下调CD151联合贝伐珠单抗抑制结直肠癌生长与微血管密度

doi:10.16352/j.issn.1001-6325.2025.01.0020

基础医学与临床 ›› 2025, Vol. 45 ›› Issue (1): 20-24.doi: 10.16352/j.issn.1001-6325.2025.01.0020

下调CD151联合贝伐珠单抗抑制结直肠癌生长与微血管密度

刘艳彩¹, 刘学刚², 张振亚^3*

河北省衡水市第四人民医院1.病理科; 2.普外科, 河北衡水 053000;
3.河北医科大学第四医院外二科,河北石家庄 050000

收稿日期:2024-10-09 修回日期:2024-11-19 出版日期:2025-01-05 发布日期:2024-12-25
通讯作者: ^*hbykyangyang@sina.com
基金资助:
衡水市科技计划项目(2016014054Z);河北省科技计划项目(13397708D)

Down-regulation of CD151 combined with bevacizumab inhibits the growth and microvessel density of colorectal cancer

LIU Yancai¹, LIU Xuegang², ZHANG Zhenya^3*

1. Department of Pathology; 2. Department of General Surgery, the Fourth People's Hospital of Hengshui, Hengshui 053000;
3. The Second Department of Surgery, the Fourth Hospital of Hebei Medical University, Shijiazhuang 050000, China

Received:2024-10-09 Revised:2024-11-19 Online:2025-01-05 Published:2024-12-25
Contact: ^*hbykyangyang@sina.com

摘要/Abstract

摘要： 目的研究下调CD151表达联合应用贝伐珠单抗对结直肠癌生长以及微血管密度的影响。
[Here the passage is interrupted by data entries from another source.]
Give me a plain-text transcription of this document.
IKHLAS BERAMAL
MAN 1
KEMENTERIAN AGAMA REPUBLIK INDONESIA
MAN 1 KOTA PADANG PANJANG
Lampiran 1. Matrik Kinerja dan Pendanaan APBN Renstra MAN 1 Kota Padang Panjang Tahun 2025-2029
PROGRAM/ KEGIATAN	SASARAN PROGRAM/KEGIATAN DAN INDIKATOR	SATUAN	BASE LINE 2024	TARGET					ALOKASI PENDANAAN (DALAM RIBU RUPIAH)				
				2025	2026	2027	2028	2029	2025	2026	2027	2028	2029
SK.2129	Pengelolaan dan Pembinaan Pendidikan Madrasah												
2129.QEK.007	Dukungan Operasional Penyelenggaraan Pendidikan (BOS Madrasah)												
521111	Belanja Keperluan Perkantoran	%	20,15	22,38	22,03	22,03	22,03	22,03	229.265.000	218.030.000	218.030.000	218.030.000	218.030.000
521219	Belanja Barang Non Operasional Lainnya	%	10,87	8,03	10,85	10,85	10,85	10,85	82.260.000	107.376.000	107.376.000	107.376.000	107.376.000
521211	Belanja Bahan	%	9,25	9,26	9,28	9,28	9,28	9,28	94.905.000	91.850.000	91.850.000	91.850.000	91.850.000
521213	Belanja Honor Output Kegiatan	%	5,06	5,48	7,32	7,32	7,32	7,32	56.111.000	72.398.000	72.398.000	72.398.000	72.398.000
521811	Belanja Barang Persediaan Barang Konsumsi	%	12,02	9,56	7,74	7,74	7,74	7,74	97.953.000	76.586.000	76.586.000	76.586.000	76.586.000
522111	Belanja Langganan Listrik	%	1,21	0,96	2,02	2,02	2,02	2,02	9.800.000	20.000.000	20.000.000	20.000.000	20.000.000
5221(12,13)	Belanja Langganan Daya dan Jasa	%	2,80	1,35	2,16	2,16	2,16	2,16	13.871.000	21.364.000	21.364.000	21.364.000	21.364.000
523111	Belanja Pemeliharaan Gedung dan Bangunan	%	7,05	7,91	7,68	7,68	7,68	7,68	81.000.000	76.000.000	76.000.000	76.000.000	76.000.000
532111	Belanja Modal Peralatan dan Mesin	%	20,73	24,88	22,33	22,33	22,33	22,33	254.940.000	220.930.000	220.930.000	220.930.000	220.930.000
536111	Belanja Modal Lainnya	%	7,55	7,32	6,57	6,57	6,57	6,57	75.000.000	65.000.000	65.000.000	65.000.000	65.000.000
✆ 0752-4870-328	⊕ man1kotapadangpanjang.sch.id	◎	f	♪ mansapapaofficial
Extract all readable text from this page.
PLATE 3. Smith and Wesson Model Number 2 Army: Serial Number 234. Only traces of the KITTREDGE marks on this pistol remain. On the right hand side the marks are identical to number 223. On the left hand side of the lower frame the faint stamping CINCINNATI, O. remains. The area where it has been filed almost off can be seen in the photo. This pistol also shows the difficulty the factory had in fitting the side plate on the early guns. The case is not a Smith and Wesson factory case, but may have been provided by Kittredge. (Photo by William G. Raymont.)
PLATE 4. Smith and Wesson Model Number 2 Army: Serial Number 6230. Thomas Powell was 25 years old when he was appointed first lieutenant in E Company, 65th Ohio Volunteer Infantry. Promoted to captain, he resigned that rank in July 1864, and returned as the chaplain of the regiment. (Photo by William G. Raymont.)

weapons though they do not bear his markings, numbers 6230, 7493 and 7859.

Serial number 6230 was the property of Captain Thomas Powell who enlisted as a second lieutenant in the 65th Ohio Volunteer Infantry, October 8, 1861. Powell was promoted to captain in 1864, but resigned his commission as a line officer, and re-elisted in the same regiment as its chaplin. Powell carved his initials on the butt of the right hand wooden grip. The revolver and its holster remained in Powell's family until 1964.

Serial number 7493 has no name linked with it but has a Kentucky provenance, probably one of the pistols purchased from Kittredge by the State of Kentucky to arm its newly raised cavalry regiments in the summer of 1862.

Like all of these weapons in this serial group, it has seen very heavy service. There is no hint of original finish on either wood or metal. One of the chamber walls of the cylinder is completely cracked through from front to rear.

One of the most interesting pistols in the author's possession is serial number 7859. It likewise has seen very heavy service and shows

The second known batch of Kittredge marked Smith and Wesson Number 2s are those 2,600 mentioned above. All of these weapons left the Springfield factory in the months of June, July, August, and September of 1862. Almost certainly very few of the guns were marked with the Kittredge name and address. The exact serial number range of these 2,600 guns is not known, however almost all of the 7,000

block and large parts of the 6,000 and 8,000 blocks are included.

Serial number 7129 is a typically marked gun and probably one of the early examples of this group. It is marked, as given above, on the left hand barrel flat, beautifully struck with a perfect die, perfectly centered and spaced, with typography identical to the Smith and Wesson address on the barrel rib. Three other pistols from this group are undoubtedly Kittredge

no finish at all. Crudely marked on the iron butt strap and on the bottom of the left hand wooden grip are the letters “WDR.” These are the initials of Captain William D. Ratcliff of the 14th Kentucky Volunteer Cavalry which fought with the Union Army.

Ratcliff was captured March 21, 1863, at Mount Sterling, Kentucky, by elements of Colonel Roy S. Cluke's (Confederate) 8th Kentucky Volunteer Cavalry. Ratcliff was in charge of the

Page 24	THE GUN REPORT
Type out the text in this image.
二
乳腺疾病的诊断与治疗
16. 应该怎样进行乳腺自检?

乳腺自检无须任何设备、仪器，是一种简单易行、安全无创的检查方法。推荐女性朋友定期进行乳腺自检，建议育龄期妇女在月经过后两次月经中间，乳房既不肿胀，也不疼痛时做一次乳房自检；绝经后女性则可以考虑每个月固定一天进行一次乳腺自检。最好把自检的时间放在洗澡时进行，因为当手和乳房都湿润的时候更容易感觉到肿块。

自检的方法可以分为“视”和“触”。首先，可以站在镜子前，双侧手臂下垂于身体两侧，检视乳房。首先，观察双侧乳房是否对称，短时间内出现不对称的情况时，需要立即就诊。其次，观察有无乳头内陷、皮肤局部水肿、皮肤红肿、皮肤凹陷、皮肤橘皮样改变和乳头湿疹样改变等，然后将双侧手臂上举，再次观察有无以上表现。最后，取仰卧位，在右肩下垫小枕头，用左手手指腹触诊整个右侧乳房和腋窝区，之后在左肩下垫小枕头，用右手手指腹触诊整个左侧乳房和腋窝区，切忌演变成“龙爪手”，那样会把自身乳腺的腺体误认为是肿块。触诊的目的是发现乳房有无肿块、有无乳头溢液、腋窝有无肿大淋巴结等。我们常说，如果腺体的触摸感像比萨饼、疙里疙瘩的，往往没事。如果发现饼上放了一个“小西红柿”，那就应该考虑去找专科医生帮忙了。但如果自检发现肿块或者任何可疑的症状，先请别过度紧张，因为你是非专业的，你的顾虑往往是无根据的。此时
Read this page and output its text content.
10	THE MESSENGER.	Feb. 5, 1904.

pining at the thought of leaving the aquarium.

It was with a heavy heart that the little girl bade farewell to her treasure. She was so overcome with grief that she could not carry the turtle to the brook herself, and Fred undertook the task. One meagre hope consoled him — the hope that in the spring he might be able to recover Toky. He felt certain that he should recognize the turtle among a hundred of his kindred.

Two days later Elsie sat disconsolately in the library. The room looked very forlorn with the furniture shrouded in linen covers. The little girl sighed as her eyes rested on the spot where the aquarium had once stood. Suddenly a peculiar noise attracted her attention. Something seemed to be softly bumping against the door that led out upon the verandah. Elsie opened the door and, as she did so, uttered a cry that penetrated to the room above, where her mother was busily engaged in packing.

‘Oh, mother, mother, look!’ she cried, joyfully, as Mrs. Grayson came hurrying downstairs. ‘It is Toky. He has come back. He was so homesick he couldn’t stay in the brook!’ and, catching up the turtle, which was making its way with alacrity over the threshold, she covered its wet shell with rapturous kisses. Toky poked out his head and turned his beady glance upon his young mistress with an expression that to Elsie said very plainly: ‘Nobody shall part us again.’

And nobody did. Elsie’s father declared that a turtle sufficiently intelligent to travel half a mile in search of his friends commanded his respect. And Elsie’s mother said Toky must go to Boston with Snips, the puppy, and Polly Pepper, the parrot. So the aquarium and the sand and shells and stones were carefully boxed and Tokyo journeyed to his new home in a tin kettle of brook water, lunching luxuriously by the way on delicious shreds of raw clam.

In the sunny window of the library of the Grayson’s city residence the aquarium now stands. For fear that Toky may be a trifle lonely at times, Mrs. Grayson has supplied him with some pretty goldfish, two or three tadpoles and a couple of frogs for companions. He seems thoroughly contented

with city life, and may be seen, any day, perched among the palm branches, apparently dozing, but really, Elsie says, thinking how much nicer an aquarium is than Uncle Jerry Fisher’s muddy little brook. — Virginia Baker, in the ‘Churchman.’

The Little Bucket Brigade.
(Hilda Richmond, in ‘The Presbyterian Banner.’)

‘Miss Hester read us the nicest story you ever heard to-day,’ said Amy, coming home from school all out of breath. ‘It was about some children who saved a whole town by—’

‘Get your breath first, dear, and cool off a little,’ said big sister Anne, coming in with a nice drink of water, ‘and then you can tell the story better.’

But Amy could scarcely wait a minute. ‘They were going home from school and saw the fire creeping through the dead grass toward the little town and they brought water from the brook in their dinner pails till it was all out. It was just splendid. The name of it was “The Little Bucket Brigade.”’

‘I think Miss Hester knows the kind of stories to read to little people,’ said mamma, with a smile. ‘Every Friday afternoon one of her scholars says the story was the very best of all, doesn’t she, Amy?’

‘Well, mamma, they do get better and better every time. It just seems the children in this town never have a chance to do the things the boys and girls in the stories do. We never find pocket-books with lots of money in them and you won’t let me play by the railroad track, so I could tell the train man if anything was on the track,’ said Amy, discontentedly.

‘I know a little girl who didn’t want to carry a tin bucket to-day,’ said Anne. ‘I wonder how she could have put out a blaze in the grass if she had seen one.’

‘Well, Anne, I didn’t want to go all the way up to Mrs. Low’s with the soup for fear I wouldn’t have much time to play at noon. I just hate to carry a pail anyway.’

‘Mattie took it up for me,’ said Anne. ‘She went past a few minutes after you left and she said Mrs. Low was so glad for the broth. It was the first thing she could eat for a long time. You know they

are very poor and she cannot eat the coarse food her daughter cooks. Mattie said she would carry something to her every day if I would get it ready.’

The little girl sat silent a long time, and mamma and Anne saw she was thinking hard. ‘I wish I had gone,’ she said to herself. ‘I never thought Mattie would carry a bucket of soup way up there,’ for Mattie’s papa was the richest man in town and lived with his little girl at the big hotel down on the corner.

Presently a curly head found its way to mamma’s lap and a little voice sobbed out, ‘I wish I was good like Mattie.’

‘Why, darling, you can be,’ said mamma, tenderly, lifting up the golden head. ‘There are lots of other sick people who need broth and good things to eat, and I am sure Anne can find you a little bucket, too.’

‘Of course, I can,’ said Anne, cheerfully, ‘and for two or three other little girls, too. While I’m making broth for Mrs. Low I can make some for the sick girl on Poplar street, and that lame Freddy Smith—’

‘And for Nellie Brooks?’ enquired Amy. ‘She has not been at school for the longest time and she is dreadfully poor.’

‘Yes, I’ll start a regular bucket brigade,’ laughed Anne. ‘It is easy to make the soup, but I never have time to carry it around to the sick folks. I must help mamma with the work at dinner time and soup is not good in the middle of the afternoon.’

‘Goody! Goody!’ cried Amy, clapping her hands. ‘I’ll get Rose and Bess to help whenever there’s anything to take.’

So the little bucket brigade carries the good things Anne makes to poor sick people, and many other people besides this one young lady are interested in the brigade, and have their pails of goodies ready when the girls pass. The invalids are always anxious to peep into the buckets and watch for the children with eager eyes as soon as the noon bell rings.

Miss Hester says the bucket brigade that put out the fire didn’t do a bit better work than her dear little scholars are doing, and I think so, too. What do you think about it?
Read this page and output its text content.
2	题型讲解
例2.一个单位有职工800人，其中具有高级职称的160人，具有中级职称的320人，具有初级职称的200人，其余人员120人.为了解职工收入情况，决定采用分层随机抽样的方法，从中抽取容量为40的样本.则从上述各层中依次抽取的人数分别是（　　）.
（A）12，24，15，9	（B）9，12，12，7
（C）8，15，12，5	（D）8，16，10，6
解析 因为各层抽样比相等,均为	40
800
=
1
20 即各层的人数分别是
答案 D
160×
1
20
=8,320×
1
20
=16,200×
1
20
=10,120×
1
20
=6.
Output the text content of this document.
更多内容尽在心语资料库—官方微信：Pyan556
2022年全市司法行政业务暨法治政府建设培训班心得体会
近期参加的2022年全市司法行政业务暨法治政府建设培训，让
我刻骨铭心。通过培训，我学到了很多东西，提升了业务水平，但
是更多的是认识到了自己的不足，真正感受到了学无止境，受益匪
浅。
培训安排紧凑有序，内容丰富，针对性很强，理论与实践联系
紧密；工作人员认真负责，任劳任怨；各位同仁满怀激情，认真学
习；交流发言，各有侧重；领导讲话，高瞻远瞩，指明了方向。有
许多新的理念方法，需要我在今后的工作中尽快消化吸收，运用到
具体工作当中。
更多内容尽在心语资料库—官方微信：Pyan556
方法用贝伐珠单抗分别处理人结肠癌细胞系HT-29以及CD151^--HT-29株(下调CD151的HT-29细胞),最终将细胞分为4组:HT-29对照组,贝伐珠单抗处理组,CD151^--HT-29组,CD151^--HT-29+贝伐珠单抗处理组,通过细胞增殖活性实验(MTS法)观察各组细胞的增殖情况;制作裸鼠皮下移植瘤模型,HT-29对照组以及CD151^--HT-29组分别采用0.9%氯化钠溶液、贝伐珠单抗治疗。观察4组裸鼠皮下瘤的生长情况,并记录皮下瘤的体积和质量;取各组成瘤裸鼠的肿瘤组织,通过标记血管内皮标志物,以免疫组化方式考察各组肿瘤组织的微血管密度(MVD)水平。结果与对照组相比,贝伐珠单抗处理组以及CD151^--HT-29组细胞的增殖显著降低(P＜0.001);CD151^-联合应用贝伐珠单抗组细胞增殖比单一处理组细胞增殖慢(P＜0.001);在裸鼠皮下瘤实验中,贝伐珠单抗处理组以及CD151^-组裸鼠皮下瘤体积、质量及MVD,与对照组相比显著降低(P＜0.01);CD151^-+贝伐珠单抗组裸鼠皮下瘤体积、质量以及CD34表达,与单一处理组相比显著降低(P＜0.01)。结论 CD151蛋白可能参与结直肠癌组织中血管生成的调控,并与靶向药物在瘤组织微血管生成方面有一定的协同作用。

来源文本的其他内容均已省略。